Could it be possible to type the instancefiles argument as a str or Path and only open the file handles one by one as needed?

Thanks for the report/request!

It's certainly possible to do -- it is how earlier versions worked. I switched to the built-in click behavior when adding support for stdin, as it seemed like a nice simplification.

Before I pursue this, a quick question: are you running into this issue today, do you foresee running into it (soon), or is the issue purely theoretical?
This may be relevant for prioritization, and I may be pressed on it if I look to make any upstream contributions to click in support of it.

I'll want to look into click's capabilities to see if it can open the files lazily before pursuing a change here.

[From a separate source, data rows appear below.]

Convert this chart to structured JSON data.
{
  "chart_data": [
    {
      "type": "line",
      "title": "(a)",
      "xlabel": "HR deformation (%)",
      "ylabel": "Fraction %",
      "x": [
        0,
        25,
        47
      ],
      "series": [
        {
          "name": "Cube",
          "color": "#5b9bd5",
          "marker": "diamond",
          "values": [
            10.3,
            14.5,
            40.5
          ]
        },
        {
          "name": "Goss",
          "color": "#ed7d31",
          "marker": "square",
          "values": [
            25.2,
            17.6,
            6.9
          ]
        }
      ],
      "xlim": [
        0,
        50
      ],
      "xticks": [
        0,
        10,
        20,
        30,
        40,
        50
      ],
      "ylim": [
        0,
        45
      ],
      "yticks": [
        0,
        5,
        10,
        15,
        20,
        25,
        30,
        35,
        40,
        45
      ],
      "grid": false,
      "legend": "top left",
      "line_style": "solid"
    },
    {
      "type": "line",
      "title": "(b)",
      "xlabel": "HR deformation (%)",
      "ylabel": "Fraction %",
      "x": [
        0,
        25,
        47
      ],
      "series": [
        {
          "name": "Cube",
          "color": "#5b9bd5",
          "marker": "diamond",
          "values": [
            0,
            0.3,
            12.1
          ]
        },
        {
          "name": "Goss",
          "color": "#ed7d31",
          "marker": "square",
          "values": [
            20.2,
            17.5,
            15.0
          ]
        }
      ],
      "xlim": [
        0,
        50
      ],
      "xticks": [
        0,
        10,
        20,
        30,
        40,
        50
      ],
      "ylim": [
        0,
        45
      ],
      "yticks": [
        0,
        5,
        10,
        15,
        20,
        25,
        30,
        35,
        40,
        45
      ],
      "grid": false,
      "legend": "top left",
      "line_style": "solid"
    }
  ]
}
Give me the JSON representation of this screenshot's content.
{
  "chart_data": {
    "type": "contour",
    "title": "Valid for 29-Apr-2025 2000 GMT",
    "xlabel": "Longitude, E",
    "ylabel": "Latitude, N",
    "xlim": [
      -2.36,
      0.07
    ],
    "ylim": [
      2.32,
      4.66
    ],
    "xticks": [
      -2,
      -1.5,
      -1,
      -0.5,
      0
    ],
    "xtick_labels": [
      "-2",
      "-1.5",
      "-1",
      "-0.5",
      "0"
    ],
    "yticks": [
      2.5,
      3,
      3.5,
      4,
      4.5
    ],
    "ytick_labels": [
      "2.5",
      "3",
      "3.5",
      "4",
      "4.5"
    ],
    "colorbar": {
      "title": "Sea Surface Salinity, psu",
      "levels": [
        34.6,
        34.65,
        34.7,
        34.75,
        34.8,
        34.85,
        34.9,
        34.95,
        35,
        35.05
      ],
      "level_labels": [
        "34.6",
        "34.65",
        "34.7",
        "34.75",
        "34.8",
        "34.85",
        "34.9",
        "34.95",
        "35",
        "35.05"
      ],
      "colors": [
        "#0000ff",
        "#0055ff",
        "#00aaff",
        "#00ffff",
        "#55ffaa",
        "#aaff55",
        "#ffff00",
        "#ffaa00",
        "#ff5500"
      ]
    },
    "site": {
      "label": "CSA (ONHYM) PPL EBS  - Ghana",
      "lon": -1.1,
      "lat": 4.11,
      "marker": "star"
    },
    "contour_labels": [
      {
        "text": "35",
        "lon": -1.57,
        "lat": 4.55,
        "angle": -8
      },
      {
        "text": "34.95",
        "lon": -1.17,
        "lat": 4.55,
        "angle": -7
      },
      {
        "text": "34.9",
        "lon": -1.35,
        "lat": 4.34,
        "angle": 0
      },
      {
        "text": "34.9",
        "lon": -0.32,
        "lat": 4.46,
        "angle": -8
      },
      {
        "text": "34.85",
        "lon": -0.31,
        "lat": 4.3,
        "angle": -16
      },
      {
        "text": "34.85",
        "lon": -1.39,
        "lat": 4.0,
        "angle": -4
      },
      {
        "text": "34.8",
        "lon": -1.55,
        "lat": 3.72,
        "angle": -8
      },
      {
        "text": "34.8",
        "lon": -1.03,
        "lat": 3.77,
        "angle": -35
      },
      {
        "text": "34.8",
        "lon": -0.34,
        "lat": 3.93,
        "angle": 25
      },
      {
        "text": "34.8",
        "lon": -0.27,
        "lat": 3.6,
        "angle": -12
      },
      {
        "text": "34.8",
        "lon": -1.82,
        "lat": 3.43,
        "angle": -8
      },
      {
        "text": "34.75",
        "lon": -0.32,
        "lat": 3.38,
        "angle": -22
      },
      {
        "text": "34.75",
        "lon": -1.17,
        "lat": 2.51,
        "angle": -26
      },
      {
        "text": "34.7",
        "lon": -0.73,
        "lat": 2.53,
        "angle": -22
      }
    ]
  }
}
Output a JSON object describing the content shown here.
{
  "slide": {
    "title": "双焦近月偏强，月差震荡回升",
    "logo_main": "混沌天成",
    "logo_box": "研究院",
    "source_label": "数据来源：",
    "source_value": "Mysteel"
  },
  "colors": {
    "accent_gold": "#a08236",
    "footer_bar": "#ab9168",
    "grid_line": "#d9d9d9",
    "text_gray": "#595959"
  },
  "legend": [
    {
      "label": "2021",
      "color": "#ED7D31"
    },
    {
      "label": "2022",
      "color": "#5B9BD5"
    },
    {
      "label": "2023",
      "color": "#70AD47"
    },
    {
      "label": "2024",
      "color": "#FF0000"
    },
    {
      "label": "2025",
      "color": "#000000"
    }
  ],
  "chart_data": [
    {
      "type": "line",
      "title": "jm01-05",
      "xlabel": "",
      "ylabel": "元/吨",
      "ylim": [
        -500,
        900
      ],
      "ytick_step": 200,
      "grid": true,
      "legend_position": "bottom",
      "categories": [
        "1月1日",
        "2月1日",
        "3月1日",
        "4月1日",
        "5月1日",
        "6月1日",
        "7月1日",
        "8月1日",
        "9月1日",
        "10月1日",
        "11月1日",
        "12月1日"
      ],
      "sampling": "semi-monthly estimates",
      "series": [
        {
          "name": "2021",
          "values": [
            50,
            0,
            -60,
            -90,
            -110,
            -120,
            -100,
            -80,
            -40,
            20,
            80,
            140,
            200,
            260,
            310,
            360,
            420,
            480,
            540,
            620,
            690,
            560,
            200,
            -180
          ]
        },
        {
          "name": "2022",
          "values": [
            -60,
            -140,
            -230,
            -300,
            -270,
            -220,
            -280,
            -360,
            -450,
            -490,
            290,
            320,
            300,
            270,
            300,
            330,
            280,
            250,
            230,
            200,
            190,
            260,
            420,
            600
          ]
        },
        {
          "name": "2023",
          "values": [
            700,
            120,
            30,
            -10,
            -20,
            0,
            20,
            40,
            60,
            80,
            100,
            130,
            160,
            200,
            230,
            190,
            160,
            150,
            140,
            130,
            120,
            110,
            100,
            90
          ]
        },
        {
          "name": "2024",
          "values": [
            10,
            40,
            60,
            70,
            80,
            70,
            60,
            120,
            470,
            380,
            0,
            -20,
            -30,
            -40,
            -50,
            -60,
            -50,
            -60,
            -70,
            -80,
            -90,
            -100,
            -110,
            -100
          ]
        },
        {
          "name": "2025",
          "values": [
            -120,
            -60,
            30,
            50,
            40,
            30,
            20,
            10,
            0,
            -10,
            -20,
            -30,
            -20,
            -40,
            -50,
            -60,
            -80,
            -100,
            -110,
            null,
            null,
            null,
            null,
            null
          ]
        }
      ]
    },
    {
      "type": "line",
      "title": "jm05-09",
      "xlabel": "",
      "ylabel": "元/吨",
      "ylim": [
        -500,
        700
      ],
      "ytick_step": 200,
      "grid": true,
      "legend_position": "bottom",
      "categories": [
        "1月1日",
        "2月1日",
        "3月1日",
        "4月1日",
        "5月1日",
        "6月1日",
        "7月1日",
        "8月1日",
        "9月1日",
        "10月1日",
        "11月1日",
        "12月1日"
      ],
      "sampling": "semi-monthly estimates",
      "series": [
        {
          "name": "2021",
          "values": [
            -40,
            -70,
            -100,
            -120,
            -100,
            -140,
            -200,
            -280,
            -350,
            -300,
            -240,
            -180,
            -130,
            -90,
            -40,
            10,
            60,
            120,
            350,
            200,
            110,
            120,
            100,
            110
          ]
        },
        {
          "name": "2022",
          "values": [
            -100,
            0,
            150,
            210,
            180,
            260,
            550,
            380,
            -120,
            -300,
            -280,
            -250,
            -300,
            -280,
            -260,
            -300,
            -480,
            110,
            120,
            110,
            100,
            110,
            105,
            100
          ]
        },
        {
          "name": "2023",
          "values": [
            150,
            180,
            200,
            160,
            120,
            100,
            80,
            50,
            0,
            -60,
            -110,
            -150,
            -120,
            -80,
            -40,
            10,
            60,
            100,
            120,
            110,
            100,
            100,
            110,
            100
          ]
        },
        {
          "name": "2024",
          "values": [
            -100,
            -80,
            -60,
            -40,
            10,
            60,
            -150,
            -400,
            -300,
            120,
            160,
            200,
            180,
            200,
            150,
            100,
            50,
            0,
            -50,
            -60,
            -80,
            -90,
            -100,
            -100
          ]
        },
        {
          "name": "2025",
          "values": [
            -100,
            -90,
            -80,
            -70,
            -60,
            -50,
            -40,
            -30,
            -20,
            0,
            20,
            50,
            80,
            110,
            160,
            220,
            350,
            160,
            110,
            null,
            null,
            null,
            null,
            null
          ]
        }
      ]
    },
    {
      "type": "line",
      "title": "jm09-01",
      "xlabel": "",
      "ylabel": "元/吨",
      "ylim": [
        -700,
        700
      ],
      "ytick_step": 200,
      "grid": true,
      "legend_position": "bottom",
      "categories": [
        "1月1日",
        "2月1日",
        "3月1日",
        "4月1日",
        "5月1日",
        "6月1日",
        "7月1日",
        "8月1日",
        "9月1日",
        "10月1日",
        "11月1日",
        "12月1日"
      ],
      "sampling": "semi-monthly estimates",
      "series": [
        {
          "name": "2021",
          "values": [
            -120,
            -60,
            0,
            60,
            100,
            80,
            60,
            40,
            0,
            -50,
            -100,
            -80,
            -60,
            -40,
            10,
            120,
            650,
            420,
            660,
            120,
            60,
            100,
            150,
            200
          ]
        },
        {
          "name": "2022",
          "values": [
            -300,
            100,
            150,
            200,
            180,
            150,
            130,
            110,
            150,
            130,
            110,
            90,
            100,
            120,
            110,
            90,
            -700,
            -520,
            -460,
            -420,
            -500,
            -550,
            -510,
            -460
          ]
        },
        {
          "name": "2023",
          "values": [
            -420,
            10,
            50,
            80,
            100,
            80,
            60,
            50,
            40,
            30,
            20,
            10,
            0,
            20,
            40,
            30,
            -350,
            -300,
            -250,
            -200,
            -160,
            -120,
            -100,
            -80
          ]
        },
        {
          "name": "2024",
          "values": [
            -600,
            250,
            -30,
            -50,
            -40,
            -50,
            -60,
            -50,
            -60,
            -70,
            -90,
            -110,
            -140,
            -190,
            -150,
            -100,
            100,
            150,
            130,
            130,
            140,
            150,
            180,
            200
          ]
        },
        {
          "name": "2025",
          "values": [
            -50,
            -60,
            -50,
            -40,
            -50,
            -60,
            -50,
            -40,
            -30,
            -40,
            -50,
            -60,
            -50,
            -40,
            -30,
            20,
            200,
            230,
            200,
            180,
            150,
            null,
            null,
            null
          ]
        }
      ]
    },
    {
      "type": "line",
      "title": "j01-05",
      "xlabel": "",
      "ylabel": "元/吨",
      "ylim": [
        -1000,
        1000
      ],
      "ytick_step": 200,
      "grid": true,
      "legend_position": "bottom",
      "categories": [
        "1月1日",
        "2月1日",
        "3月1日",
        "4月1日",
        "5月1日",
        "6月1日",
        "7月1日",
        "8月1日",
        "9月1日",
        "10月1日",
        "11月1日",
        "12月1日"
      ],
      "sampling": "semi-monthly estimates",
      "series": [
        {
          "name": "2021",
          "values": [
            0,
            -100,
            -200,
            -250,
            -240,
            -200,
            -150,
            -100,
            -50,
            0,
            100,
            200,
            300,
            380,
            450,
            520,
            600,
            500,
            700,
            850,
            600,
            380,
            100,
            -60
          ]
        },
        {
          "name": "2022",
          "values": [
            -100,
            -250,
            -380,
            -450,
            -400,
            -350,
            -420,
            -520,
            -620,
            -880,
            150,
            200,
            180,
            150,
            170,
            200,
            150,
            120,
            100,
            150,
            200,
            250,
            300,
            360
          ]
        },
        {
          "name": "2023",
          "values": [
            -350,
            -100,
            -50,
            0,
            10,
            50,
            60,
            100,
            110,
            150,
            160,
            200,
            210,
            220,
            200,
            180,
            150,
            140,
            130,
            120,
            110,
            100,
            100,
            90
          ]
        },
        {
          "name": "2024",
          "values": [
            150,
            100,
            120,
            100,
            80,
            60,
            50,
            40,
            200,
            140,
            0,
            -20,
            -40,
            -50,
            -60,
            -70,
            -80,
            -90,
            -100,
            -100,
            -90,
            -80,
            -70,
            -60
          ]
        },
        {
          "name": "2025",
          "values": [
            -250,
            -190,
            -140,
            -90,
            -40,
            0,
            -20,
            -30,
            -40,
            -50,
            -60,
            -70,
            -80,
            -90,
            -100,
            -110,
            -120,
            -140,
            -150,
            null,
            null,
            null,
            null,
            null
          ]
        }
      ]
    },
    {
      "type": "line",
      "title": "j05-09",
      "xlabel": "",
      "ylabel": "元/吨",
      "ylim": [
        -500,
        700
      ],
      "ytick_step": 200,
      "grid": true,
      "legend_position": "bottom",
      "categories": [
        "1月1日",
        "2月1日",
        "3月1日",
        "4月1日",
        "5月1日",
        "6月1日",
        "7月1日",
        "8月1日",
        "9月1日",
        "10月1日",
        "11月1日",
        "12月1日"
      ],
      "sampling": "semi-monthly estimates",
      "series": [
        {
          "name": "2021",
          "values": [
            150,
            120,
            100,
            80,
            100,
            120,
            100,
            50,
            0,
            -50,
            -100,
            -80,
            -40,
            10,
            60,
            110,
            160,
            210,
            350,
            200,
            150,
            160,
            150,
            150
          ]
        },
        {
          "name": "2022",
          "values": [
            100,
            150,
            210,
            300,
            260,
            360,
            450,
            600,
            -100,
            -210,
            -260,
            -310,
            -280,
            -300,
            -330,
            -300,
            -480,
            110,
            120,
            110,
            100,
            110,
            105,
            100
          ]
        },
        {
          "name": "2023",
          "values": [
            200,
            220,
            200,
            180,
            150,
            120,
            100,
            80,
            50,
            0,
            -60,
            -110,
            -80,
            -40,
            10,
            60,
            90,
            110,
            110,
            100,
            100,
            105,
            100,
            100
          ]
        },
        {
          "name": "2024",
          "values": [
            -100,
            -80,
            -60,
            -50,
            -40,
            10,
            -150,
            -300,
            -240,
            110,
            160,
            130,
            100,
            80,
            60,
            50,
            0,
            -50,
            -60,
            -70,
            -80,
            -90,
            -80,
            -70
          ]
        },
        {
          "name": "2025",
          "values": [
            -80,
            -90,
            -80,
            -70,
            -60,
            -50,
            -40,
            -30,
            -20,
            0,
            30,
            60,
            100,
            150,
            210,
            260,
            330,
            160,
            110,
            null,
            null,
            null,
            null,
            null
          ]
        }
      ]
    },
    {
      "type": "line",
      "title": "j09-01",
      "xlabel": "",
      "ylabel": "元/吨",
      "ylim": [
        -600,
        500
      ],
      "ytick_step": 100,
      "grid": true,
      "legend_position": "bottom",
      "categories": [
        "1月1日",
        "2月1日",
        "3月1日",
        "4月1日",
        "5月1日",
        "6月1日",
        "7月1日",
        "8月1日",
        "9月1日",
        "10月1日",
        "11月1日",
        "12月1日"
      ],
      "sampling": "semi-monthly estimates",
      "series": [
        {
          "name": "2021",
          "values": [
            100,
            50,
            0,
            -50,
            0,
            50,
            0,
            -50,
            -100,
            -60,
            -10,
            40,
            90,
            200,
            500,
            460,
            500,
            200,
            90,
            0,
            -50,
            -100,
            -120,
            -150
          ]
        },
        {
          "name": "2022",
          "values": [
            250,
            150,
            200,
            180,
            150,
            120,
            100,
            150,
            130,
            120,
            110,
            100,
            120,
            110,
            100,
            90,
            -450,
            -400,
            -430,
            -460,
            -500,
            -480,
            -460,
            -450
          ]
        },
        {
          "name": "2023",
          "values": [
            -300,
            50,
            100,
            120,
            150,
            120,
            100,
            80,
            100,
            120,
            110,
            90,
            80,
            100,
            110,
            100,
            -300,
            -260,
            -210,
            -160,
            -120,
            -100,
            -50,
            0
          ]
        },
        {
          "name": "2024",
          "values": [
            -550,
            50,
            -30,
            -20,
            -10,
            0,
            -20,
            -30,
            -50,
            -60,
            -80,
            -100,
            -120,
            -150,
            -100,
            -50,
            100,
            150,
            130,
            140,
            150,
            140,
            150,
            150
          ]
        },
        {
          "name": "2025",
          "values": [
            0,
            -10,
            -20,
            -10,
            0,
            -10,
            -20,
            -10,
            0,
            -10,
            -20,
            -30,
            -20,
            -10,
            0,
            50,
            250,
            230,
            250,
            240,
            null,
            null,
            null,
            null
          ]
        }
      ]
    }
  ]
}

Thanks for the quick response. The issue already occurs for me on a project where I'm globbing around 2,000 files. However, it's simple to work around as users can normally raise the ulimit value to anything they like (eg ulimit -n 4096), so it's more a matter of convenience and tidy resource management than a critical issue.

I checked and click does have a lazy mode for file objects, but it rigs them up to close as part of the command exiting. I don't think that using it naively will solve this.

I'll have this near the front of my queue when I'm next able to devote some time to this project (likely in a little over a week).

Minor update:

I've been tinkering on this but it's not working quite as smoothly as I wanted. The click lazy file object does an eager open/close to catch some errors (e.g. permissions) early, which messes with some of the fifos in the testsuite.

It works in a live context, when I use a shell to write a fifo, so I must be doing something slightly wrong in the tests. I might also file a click bug report, since I think the open/close behavior is slightly unsafe for special file types.

I'm going to try to figure out how to fix the fifo tests, but I do have some options for handling this all in the worst case.

Tested and working perfectly. Thanks very much!

Wow, thanks for testing before I even cut the release! I was meaning to push this out yesterday but got a bit delayed.
It's great to hear that it's working for you as intended.

I've just dropped v0.27.3 with this included -- it's the primary update in there. Let me know if you see any issues with the released version. 😄